This chapter summarizes the rules you have been using for adding and multiplying probabilities, and for using conditional probability. It also gives a pictorial way to understand the rules.
The rules that follow are informal versions of standard axioms for elementary probability theory.
ASSUMPTIONS
The rules stated here take some things for granted:
▪ The rules are for finite groups of propositions (or events).
▪ If A and B are propositions (or events), then so are AvB, A&B, and ∼A.
▪ Elementary deductive logic (or elementary set theory) is taken for granted.

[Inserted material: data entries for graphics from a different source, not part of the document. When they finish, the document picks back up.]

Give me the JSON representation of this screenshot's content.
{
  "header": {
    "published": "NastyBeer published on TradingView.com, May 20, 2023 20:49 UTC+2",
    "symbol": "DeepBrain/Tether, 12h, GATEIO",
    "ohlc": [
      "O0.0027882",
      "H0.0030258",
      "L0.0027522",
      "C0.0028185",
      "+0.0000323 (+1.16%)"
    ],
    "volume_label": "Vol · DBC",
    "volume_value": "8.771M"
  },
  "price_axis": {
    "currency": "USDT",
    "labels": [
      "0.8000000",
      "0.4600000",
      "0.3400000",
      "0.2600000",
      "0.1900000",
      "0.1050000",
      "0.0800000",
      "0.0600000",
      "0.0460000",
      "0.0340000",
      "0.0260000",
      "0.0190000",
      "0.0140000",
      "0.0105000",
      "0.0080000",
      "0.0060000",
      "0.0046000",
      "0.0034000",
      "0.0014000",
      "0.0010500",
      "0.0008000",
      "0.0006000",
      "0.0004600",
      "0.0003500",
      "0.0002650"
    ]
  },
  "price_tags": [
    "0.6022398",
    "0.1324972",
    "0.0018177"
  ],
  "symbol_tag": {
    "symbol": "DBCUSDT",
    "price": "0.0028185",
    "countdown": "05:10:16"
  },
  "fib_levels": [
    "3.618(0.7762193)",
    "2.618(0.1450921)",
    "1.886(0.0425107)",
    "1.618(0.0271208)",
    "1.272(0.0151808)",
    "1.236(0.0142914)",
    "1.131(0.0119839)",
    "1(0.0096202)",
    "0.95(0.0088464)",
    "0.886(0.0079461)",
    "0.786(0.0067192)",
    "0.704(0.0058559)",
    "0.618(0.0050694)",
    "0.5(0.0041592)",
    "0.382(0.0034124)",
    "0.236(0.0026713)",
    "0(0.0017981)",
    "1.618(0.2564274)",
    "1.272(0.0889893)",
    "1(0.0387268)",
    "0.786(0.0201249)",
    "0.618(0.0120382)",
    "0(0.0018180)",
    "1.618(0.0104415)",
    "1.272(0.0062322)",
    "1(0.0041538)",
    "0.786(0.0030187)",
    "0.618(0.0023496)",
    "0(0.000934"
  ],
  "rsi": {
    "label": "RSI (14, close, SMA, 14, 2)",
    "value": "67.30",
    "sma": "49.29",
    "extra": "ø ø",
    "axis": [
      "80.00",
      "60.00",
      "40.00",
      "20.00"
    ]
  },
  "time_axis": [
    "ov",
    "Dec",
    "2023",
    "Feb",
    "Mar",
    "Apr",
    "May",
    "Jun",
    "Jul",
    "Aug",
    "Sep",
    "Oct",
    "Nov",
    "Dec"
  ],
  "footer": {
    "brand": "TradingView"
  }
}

▪ If A and B are logically equivalent, then Pr(A) = Pr(B). [Or, in set theory, if A and B are events which are provably the same sets of events, Pr(A) = Pr(B).]
NORMALITY
The probability of any proposition or event A lies between 0 and 1.
1. (1) 0 ≤ Pr(A) ≤ 1
Why the name “normality”? A measure is said to be normalized if it is put on a scale between 0 and 1.
CERTAINTY
An event that is sure to happen has probability 1. A proposition that is certainly true has probability 1.
(2) Pr(certain proposition) = 1
Pr(sure event) = 1
Often the Greek letter Ω is used to represent certainty: Pr(Ω) = 1.
ADDITIVITY
If two events or propositions A and B are mutually exclusive (disjoint, incompatible), the probability that one or the other happens (or is true) is the sum of their probabilities.